Bir emekçi dostum ise, “Kimse millete gidip derdin (ekonomik) ne diye sormuyor ki, millet derdini oralarda döküyor. İnsanlar gidip dertlerini, geçinemediklerini psikiyatriste anlatıyor” diyor .

Demokrasi ve sosyal adalet sevdalısı bir dostumun değerlendirmesi de şöyle:

“Halkın nabzını tam da olması gibi ölçüyor sokak röportajları. Yazılı, sözlü medya gibi sansür yok. Konrol yok. Saatlerce konferans verilse sokaktakiler kadar durum özetlenemez.” 

 “Sosyal çürümüşlüğe” de dikkat çeken yurttaşımız şöyle yakınıyor:

“Bu röportajlarda zengin koca peşinde olan kızlarımızı görüyoruz. ‘Böbreğimi eşime hayatta vermem’ diyen eşlere, ‘asgari ücretliyle hayatta evlenmem’ diyen genç kızlara rastlıyoruz. Bilgisizlik diz boyu. Camiden çıkan bismillahın anlamını bilmeyen tipler görüyoruz. Çok basit sorulara cevap veremeyenleri görüyoruz. Ağlanacak halimiz ama bu röportajlar güldürüyor.”

Bu dostum, iktidarın sokak röportajlarına sert tutum takınmasının nedenini şöyle izah ediyor:

“İktidara oy veren mütedeyyin insanlarımız bu röportajlarda ‘elim kopsaydı da bunlara oy vermeyeydik ‘ diye yakınıyorlar. Bu yakınmalar işlerine gelmediği, rahatsız ettiği  için gözdağı veriyorlar.” 

Sokak röpartajlarından rahatsız olanların düğmeye bastıkları, yeni bir yasal düzenlemeyle konrol altına almaya çalışacakları anlaşılıyor. RTÜK’ün de sokak röportajı yapanları takip ettiği görülüyor… 

Bağımsız içerik üreticiilerin yaptığı sokak röportajları arasında mizansen, yönlendirici olanların varlığına rahatsız olanlarca bu çerçeve işaret ediliyor. Sokak röportajlarının yetkilendirilmiş kişilerin, basın kartı sahibi olanların yapması gerektiği belirtiliyor. “İfade özgürlüğünün bir sınırı vardır. Halkı kin ve düşmanlığa sevk edecek şekilde konuşursanız tabii yargı devreye girer” diyorlar.
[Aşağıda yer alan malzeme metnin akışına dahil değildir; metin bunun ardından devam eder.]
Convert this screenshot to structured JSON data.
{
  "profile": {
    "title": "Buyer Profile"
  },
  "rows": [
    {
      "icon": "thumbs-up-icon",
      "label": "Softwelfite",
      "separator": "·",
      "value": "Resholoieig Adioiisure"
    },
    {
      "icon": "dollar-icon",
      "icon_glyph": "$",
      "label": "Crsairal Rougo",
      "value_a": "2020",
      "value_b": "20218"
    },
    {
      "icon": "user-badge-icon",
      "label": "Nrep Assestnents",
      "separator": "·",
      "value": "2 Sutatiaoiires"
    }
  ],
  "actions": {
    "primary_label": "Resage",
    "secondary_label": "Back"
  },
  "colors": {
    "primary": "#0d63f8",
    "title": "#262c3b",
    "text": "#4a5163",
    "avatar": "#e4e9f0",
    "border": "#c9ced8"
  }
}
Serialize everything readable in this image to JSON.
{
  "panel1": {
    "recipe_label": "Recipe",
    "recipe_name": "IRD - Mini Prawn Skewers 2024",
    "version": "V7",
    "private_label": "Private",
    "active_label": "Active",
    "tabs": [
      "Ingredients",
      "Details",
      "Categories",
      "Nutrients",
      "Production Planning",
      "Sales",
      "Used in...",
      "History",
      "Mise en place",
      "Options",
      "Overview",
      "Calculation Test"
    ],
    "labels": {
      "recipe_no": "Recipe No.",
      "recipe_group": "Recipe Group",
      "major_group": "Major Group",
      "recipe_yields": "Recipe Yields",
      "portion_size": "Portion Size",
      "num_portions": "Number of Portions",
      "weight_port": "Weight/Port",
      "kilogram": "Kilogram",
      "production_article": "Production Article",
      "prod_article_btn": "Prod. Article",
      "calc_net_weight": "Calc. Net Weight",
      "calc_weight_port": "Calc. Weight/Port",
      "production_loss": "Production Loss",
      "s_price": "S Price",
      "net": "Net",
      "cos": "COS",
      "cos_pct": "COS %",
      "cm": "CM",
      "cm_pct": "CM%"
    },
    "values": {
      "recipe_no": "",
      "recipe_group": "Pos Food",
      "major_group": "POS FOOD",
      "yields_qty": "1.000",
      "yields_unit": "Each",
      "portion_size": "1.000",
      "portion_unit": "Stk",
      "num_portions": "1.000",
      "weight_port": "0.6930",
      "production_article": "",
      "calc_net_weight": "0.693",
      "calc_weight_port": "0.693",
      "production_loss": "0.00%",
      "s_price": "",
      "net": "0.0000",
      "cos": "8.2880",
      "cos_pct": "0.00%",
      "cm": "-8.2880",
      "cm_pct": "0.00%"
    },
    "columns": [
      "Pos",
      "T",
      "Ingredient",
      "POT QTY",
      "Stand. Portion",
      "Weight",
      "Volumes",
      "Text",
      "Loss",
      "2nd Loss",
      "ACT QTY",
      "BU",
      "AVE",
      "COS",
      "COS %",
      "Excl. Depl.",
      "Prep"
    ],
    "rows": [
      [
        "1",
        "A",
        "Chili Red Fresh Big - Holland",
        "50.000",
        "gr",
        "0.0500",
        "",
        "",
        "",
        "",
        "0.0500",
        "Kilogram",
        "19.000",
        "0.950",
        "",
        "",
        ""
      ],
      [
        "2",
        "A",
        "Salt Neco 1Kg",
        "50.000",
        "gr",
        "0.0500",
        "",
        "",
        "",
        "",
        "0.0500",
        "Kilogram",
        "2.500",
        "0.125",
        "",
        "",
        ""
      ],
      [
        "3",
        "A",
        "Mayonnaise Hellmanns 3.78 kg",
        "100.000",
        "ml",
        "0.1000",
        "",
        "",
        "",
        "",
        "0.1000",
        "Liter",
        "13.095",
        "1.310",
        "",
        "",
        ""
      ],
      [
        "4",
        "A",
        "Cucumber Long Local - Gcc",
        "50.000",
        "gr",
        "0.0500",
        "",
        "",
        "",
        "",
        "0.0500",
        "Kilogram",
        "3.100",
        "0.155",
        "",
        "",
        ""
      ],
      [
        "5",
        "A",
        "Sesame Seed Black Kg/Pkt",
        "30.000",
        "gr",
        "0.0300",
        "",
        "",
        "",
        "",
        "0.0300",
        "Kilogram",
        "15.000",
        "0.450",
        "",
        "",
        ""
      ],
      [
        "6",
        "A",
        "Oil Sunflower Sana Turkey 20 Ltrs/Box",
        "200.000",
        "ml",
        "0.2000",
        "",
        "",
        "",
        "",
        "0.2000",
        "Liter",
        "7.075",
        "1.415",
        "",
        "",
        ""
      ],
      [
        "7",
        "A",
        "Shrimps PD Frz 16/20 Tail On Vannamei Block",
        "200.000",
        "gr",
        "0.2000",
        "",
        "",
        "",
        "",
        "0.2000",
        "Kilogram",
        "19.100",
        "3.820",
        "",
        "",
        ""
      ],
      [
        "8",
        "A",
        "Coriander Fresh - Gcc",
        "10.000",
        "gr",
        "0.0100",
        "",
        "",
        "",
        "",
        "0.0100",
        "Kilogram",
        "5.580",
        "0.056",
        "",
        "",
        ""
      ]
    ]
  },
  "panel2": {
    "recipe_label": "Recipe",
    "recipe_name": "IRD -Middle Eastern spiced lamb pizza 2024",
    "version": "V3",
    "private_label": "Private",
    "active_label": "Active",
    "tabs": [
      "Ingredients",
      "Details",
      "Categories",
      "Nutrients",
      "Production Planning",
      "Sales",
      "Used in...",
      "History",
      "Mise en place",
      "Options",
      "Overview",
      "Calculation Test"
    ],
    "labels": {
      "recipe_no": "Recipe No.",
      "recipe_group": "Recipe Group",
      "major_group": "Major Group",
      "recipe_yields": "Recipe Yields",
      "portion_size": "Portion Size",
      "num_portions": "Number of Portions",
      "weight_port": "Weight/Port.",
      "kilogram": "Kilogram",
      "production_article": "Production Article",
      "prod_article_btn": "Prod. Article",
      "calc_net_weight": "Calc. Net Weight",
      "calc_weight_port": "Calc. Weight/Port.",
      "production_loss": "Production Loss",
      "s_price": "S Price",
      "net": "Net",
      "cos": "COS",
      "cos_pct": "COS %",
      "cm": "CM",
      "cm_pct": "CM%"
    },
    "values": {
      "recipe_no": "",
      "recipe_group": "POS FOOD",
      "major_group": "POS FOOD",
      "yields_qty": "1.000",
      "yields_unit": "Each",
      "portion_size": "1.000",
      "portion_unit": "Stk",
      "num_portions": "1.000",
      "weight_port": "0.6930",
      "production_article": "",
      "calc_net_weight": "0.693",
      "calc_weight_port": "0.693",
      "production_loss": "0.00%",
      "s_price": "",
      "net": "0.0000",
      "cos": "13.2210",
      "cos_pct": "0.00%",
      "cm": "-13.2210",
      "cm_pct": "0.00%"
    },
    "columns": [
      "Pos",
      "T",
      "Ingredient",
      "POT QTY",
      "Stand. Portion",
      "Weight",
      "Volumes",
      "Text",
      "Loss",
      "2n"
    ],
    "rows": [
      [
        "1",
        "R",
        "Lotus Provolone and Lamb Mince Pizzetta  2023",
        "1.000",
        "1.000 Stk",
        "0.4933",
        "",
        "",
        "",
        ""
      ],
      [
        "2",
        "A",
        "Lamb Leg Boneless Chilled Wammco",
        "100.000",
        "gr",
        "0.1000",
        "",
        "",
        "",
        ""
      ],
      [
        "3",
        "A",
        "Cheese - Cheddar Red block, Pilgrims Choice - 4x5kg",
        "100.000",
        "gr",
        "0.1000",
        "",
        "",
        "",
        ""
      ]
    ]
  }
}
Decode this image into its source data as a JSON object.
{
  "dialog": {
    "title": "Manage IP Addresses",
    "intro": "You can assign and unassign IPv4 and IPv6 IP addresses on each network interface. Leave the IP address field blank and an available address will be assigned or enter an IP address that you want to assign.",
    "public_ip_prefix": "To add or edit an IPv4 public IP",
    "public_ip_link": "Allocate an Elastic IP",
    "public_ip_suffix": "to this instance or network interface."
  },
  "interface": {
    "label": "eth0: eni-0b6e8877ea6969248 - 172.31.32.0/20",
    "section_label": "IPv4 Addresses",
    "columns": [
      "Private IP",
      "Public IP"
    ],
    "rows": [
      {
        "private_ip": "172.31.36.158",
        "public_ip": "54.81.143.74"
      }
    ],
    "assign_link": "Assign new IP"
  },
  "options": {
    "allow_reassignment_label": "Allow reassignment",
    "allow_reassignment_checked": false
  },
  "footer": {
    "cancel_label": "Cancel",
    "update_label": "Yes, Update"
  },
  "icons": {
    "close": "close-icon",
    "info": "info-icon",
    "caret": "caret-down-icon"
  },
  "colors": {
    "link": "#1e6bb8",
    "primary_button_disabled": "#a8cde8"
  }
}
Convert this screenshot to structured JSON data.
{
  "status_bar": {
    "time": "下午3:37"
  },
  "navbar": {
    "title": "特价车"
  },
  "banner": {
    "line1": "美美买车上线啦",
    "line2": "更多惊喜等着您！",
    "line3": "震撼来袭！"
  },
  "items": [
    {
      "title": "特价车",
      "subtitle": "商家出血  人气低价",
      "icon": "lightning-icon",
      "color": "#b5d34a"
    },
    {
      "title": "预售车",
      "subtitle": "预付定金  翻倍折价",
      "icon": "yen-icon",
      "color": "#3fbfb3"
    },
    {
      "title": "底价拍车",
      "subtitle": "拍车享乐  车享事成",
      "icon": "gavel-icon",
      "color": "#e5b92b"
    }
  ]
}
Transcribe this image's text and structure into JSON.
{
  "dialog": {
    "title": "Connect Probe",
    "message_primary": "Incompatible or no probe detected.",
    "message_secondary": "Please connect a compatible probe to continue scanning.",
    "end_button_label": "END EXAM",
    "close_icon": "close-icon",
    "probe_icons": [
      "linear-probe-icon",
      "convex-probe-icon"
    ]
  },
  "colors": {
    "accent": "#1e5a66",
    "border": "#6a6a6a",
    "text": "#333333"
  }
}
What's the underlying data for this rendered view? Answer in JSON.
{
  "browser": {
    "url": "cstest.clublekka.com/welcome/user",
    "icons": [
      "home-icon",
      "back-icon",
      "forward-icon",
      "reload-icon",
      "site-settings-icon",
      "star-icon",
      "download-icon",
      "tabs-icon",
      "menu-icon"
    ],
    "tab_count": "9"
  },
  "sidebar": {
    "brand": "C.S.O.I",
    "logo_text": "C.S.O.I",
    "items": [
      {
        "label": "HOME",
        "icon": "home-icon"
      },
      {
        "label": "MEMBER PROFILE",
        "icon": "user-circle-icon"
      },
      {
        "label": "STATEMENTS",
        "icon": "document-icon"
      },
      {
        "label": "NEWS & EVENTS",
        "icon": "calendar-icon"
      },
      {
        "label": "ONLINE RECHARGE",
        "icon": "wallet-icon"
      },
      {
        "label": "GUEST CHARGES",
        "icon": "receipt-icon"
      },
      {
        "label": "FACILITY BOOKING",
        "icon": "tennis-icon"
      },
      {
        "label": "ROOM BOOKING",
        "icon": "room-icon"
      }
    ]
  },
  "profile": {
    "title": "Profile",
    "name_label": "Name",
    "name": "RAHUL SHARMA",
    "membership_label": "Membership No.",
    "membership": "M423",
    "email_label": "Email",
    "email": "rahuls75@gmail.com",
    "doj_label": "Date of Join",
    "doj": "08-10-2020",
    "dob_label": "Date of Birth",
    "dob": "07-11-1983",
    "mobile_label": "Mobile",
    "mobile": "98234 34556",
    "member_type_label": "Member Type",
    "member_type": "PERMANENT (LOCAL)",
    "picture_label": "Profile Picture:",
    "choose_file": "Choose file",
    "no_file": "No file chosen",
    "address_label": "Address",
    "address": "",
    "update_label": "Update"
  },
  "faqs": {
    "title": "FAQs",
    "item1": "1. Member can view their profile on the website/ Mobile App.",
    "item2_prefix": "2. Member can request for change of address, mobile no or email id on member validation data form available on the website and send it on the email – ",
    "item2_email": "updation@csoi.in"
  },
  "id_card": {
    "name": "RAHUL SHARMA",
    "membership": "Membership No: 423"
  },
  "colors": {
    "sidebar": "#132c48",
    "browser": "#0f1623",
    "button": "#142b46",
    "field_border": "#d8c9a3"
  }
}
Kimi sokak röportajlarında verilmek istenen mesajın toplumu huzursuz edici, nesnellikten uzak, maksatlı, yönlendirici olduklarına ve toplumun genelinin sesiymiş gibi takdim edilmeye çalışıldıklarına işaret ediyorlar. 

Sokak röportajlarına yeni düzenleme getirilmesine karşı olan özgürlük savunucuları ise, isteyenin fikirlerini istediği şekilde açıklayabileceğini ifade ile getirebilecek yeni düzenlemelerin iktidarın otoriter eğilimlerinin yeni bir örneğini oluşturacağını belirtiyorlar.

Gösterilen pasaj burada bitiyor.